I love seeing into other writers' ways of how they attack a book--everyone has a slightly different way of doing it, and there's always something I can learn.

The biggest thing I've learned from Heather is pure dedication to a schedule--sitting down and not waiting for the muse. Just getting it DONE.

Terresa said...

Yes, the schedule part about breaking your deadline into words per day and leaving some time to edit before it's due, is a great idea.

Anonymous said...

Hi, I love your blog. It is so refreshing to see new posts and constantly remind myself of the important parts of writing.
I'm working on lots of pieces, and hope to be published. I just joined a writing group too, finally. I think that you live just down the street from me? Well, keep it up. Those of us who are dying to get published or at least finish something, appreciate it!

Anonymous said...

I recently came accross your blog and have been reading along. I thought I would leave my first comment. I dont know what to say except that I have enjoyed reading. Nice blog. I will keep visiting this blog very often.


Glen Palmer said...

Start a book can be one of the most difficult and dare I say 'off-putting' endeavours a writer can face.
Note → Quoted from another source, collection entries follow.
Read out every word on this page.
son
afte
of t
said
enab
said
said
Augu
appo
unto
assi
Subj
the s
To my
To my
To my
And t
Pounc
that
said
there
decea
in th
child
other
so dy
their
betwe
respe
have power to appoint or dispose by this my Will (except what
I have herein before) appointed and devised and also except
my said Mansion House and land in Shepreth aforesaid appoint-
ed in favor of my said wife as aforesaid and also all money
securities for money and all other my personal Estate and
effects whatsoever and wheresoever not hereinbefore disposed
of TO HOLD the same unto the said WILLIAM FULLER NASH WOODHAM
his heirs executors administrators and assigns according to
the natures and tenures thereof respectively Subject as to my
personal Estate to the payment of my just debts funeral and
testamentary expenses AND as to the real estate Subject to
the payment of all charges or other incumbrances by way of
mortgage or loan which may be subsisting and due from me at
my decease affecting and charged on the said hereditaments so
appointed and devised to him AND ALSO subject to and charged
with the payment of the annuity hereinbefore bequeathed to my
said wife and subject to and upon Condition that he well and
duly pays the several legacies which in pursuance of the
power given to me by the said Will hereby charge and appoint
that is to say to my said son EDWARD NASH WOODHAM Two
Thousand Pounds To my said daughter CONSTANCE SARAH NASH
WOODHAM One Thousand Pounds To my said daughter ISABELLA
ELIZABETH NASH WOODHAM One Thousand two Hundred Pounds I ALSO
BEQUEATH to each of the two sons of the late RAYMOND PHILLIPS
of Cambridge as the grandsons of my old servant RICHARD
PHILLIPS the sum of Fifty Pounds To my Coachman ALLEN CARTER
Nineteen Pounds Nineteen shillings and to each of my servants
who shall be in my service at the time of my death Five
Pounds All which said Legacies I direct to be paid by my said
The way I tackle it, is to create an outline first. Now this doesn't have to be earth-shattering, just a brief one or two page synopsis will suffice.
I like to do a chapter by chapter outline. To do this I go to the library or a coffee shop and just mull over a few ideas I'd like to convey for the chapter and just write down a few points. Of course I'll do this for the whole book. By the end of the process, I'll pretty much know what's going to be on every page before I've even started it.
This is an excellent technique when it comes to continuity. I don't have to flick through pages and pages of material, all I have to do is check my outline.
Once the outline is done, I then go onto my character creation and then finally, the writing.